Wednesday, February 22, 2017

What made us Human?

Presently, humanity is considered as an idea that can be defined by a single well-defined trait or group of traits and that a single stage in evolution was a crucial turning point on the inevitable road to Homo sapiens, which discounts possibility of continued evolution. But, the idea of a defining turn on the inevitable road to Homo sapiens is a possibility. Certain facet of human nature would have been responsible for all that we see as the distinctive elements of human race.
I am of the opinion that there has to be a driving force behind evolution, just as there is something to promote whatever life does. For example, hunger promotes eating, or, fear promotes shelter, and there in nothing in nature, where there is nothing to promote. We need to look for a driving force, which will be the one responsible for making us behave the way we behave.
So, how did we acquire humanness? I mean erect posture and bipedal locomotion; manual dexterity and increased tool use, compared to other animals; and a general trend toward larger, more complex brains and societies.  What enabled our ancestor species to, create complex social structures composed of many cooperating and competing groups, like families, kinship networks, and political states, start social interactions between themselves, establish an extremely wide variety of values, social norms, and rituals, which together form the basis of human society?
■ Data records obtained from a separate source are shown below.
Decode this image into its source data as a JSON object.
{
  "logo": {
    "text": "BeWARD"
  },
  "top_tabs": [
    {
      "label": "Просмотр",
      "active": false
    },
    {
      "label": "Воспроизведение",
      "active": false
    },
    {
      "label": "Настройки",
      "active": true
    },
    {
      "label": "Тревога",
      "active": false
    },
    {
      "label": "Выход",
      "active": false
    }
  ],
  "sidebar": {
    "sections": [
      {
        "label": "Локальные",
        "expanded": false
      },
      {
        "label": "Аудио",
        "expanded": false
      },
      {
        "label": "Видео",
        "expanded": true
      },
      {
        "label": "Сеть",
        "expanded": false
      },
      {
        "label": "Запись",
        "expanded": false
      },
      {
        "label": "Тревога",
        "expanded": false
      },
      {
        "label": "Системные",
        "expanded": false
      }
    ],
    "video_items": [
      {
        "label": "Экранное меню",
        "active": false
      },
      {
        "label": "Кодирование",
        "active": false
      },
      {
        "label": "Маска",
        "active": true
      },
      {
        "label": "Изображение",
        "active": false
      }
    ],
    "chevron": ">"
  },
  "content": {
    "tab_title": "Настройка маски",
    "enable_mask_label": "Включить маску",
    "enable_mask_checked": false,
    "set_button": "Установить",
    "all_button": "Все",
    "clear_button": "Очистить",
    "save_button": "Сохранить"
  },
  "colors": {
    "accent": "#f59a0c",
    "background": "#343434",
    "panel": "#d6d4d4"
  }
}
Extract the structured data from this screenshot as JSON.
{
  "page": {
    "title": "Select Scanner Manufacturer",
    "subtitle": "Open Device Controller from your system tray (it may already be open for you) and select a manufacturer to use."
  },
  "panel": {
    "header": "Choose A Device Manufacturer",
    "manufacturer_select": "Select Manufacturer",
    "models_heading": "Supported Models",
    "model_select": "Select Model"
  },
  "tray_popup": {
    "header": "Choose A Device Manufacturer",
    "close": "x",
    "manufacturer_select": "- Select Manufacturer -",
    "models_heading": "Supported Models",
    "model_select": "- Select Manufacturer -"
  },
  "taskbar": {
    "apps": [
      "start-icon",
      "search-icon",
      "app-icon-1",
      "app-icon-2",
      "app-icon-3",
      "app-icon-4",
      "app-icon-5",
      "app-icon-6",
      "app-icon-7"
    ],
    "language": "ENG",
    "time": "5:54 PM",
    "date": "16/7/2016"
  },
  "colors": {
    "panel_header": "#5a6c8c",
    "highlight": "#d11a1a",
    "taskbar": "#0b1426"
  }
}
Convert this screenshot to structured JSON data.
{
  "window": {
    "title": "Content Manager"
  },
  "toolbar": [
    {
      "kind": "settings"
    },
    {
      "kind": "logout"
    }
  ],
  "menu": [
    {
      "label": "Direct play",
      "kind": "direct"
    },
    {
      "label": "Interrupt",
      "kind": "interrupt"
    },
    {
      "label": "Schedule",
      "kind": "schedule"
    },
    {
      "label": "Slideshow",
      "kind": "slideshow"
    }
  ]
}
Most common answers pointed to changes in living circumstances, all answers pointing to external influence. Like access to food surplus, domestication of animals, and the use of metal tools, leading to the formation of permanent human settlements. 
Further search for this driving force culminated in my book, The Unsure Male. As I explain in that book, rather than an external force, what led us to the path of acquiring distinctive marks is our own volition. We are greatly enamored by the irrational, and are constantly in its search. Many of our escapades turn out to be rational later, which routinely lead to great names, and great ideas. A few of those ideas from our distant past still remain, causing consternation at will, especially as the original environment where such ideas would have been of help is no more present. (Now also we are behind the irrational, but that, rather than consternation, it leads to great inventions regularly)
What caused us to choose this path, for whatever reason? Yes. It is the ability of humans to substitute one’s needs, desires, and fulfillment with real or abstract things. We mastered the art of using this talent to suit to one’s convenience, unlike all other species of life. Which I think, is what can be called the distinctive human quality.